その1●学習塾の早稲田アカデミー(4718)は少子化の逆風に負けずに生徒を増やしている。「普通の成績の子を難関校へ」を合言葉に、首都圏の受験業界で激戦を勝ち抜き、特に高校受験では強力な地位を築いてきた。こうなると合格実績が最良の広告となり、優秀な生徒が自然に集まってくるという好循環が生まれることになる。今期は増収増益の加速が見込まれるだけでなく、来期以降の収益アップにも期待が高まる。

その2●消費者金融やクレジットカード会社を圧迫するのが、利息返還請求への対応費用。これに耐え切れずに武富士は倒産し、プロミスは三井住友銀行の完全子会社として再生を図った。
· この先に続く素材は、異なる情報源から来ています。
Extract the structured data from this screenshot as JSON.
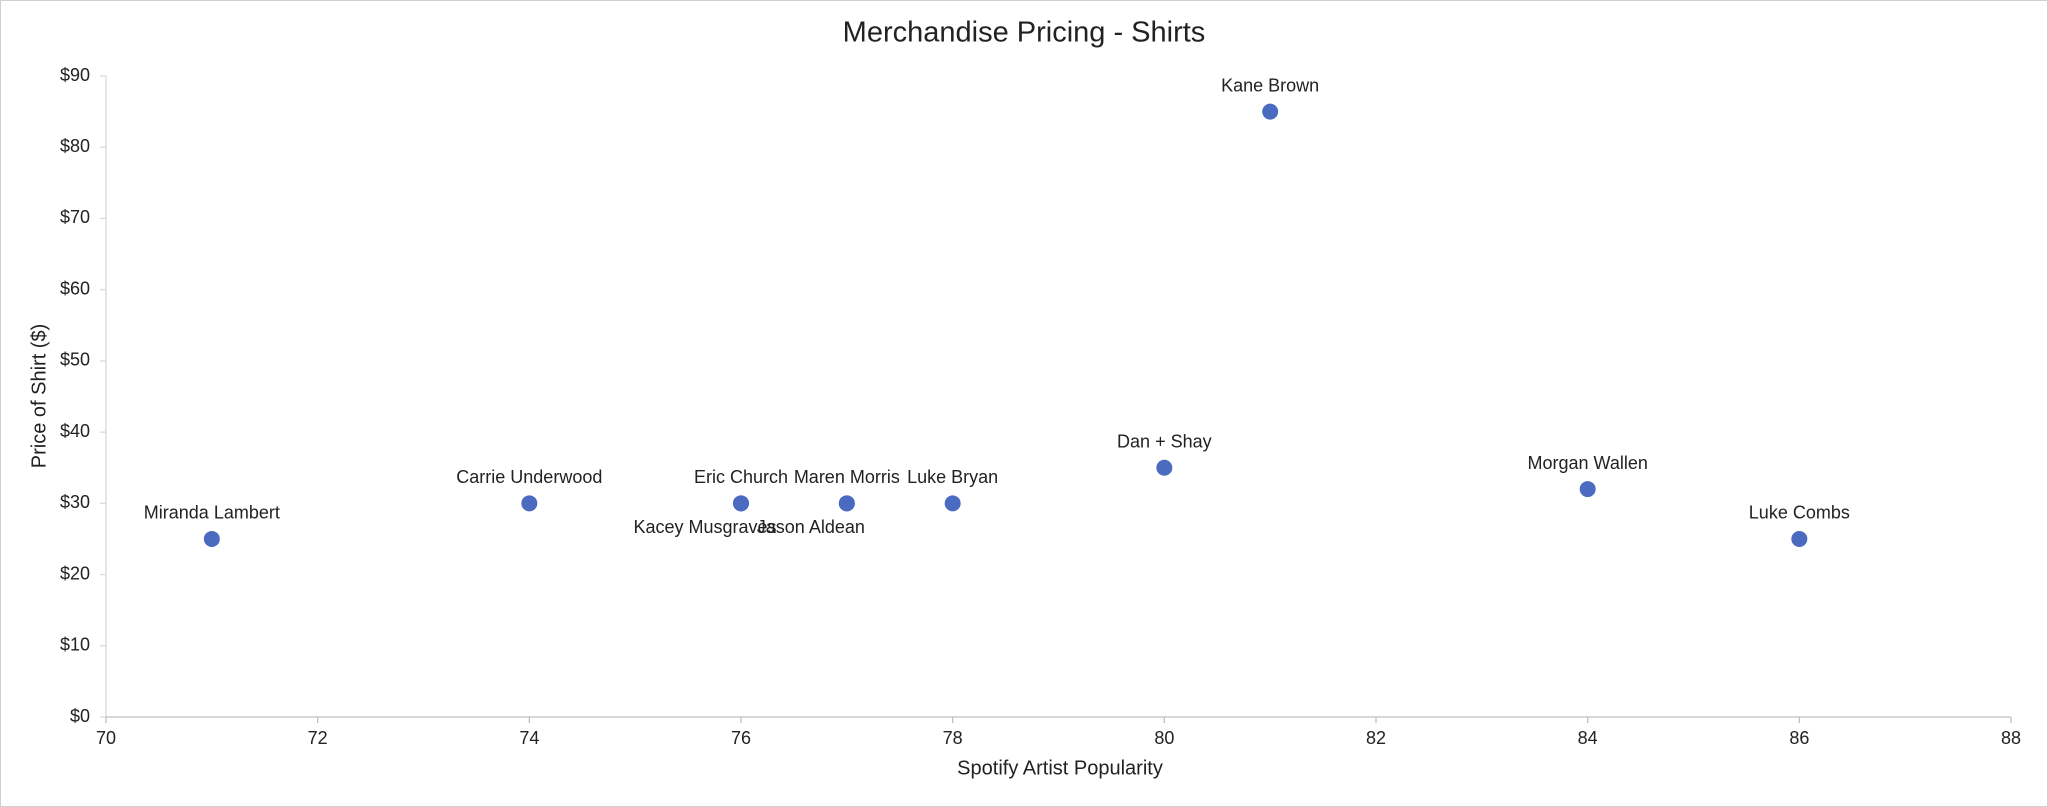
{
  "chart_data": {
    "type": "scatter",
    "title": "Merchandise Pricing - Shirts",
    "xlabel": "Spotify Artist Popularity",
    "ylabel": "Price of Shirt ($)",
    "x": [
      71,
      74,
      76,
      76,
      77,
      77,
      78,
      80,
      81,
      84,
      86
    ],
    "values": [
      25,
      30,
      30,
      30,
      30,
      30,
      30,
      35,
      85,
      32,
      25
    ],
    "point_labels": [
      "Miranda Lambert",
      "Carrie Underwood",
      "Eric Church",
      "Kacey Musgraves",
      "Maren Morris",
      "Jason Aldean",
      "Luke Bryan",
      "Dan + Shay",
      "Kane Brown",
      "Morgan Wallen",
      "Luke Combs"
    ],
    "color": "#4a6bbf",
    "xlim": [
      70,
      88
    ],
    "xticks": [
      70,
      72,
      74,
      76,
      78,
      80,
      82,
      84,
      86,
      88
    ],
    "ylim": [
      0,
      90
    ],
    "yticks": [
      {
        "value": 0,
        "label": "$0"
      },
      {
        "value": 10,
        "label": "$10"
      },
      {
        "value": 20,
        "label": "$20"
      },
      {
        "value": 30,
        "label": "$30"
      },
      {
        "value": 40,
        "label": "$40"
      },
      {
        "value": 50,
        "label": "$50"
      },
      {
        "value": 60,
        "label": "$60"
      },
      {
        "value": 70,
        "label": "$70"
      },
      {
        "value": 80,
        "label": "$80"
      },
      {
        "value": 90,
        "label": "$90"
      }
    ]
  }
}
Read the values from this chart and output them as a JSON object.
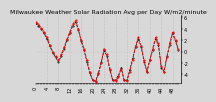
{
  "title": "Milwaukee Weather Solar Radiation Avg per Day W/m2/minute",
  "background_color": "#d8d8d8",
  "plot_bg_color": "#d8d8d8",
  "grid_color": "#aaaaaa",
  "red_color": "#ff0000",
  "black_color": "#000000",
  "ylim": [
    -5.5,
    6.5
  ],
  "xlim": [
    0,
    51
  ],
  "yticks": [
    6,
    4,
    2,
    0,
    -2,
    -4
  ],
  "title_fontsize": 4.5,
  "tick_fontsize": 3.5,
  "x_values": [
    0,
    1,
    2,
    3,
    4,
    5,
    6,
    7,
    8,
    9,
    10,
    11,
    12,
    13,
    14,
    15,
    16,
    17,
    18,
    19,
    20,
    21,
    22,
    23,
    24,
    25,
    26,
    27,
    28,
    29,
    30,
    31,
    32,
    33,
    34,
    35,
    36,
    37,
    38,
    39,
    40,
    41,
    42,
    43,
    44,
    45,
    46,
    47,
    48,
    49,
    50
  ],
  "red_values": [
    5.2,
    4.8,
    4.2,
    3.5,
    2.5,
    1.2,
    0.0,
    -0.8,
    -1.5,
    -0.5,
    0.8,
    2.2,
    3.5,
    4.8,
    5.5,
    4.0,
    2.0,
    0.5,
    -1.5,
    -3.5,
    -5.0,
    -5.3,
    -4.0,
    -2.0,
    0.5,
    -0.5,
    -3.0,
    -5.0,
    -5.2,
    -4.5,
    -3.0,
    -5.0,
    -5.2,
    -3.5,
    -1.5,
    1.0,
    2.5,
    1.0,
    -1.5,
    -3.5,
    -1.5,
    0.5,
    2.5,
    1.5,
    -2.5,
    -3.5,
    -1.0,
    1.5,
    3.5,
    2.0,
    0.5
  ],
  "black_values": [
    5.0,
    4.5,
    4.0,
    3.2,
    2.2,
    1.0,
    -0.2,
    -1.0,
    -1.8,
    -0.8,
    0.5,
    2.0,
    3.2,
    4.5,
    5.2,
    3.8,
    1.8,
    0.2,
    -1.8,
    -3.8,
    -5.0,
    -5.2,
    -3.8,
    -1.8,
    0.2,
    -0.8,
    -3.2,
    -5.0,
    -5.0,
    -4.2,
    -2.8,
    -5.0,
    -5.0,
    -3.2,
    -1.2,
    0.8,
    2.2,
    0.8,
    -1.8,
    -3.5,
    -1.5,
    0.2,
    2.2,
    1.2,
    -2.8,
    -3.5,
    -0.8,
    1.2,
    3.2,
    1.8,
    0.2
  ],
  "grid_x_positions": [
    4,
    8,
    12,
    16,
    20,
    24,
    28,
    32,
    36,
    40,
    44,
    48
  ],
  "x_tick_labels": [
    "0",
    "",
    "",
    "",
    "4",
    "",
    "",
    "",
    "8",
    "",
    "",
    "",
    "12",
    "",
    "",
    "",
    "16",
    "",
    "",
    "",
    "20",
    "",
    "",
    "",
    "24",
    "",
    "",
    "",
    "28",
    "",
    "",
    "",
    "32",
    "",
    "",
    "",
    "36",
    "",
    "",
    "",
    "40",
    "",
    "",
    "",
    "44",
    "",
    "",
    "",
    "48",
    "",
    ""
  ]
}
ポケットカード(8519)も冬の時代を耐えてきたが、今期は利息返還費がゼロになる見通し。カード業界は普通にやれば儲かるビジネスといわれ、今期は大幅増益が濃厚。株価の立ち直りが遅れ気味な今がチャンス?

その3●情報開示の不手際などが重なって上場廃止となった西武ホールディングスが、社内体制の全面刷新を終え、年内にも東証1部に再上場する見通し。日本航空の再上場と並ぶ大型案件になりそうだ。株式市場関係者の間では、関連銘柄探しが始まっているが、大型上場のわりに該当企業は限られる。本命は京浜急行電鉄(9006)。西武と共同で、東京・高輪の再開発に動くとの観測が出ている。

その4●大泉製作所(6618)は6月に東証マザーズに上場したばかり。SBI証券が主幹事という珍しいケースだが、自動車やエアコンに必要な熱・温度制御システム用の特殊センサーなどを製造する手堅い企業だ。投資ファンドが株式を持ったままなので、売却のタイミングに関心が集まっている。ファンドの利益確定売りで一時的に緩んだ場面が買い場になりそうだ。
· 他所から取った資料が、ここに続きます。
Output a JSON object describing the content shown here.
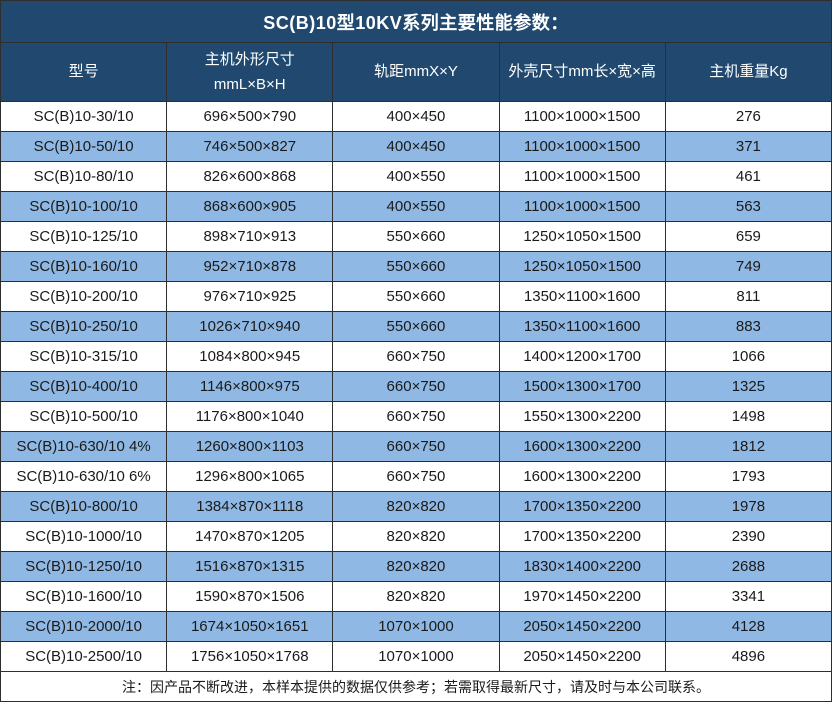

その5●東大や京大など全国の有力国立大学が秋入学の導入に向けて検討を進めている。ただ、秋入学が実現しても、高校卒業は従来通りの3月であるため、入学までの約半年の過ごし方が問題に。大学はボランティアなど人生経験を広めることを希望しているが、就職難とあって資格取得に走る学生は少なくないだろう。資格学校を経営するTAC(4319)などに追い風が吹きそうだ。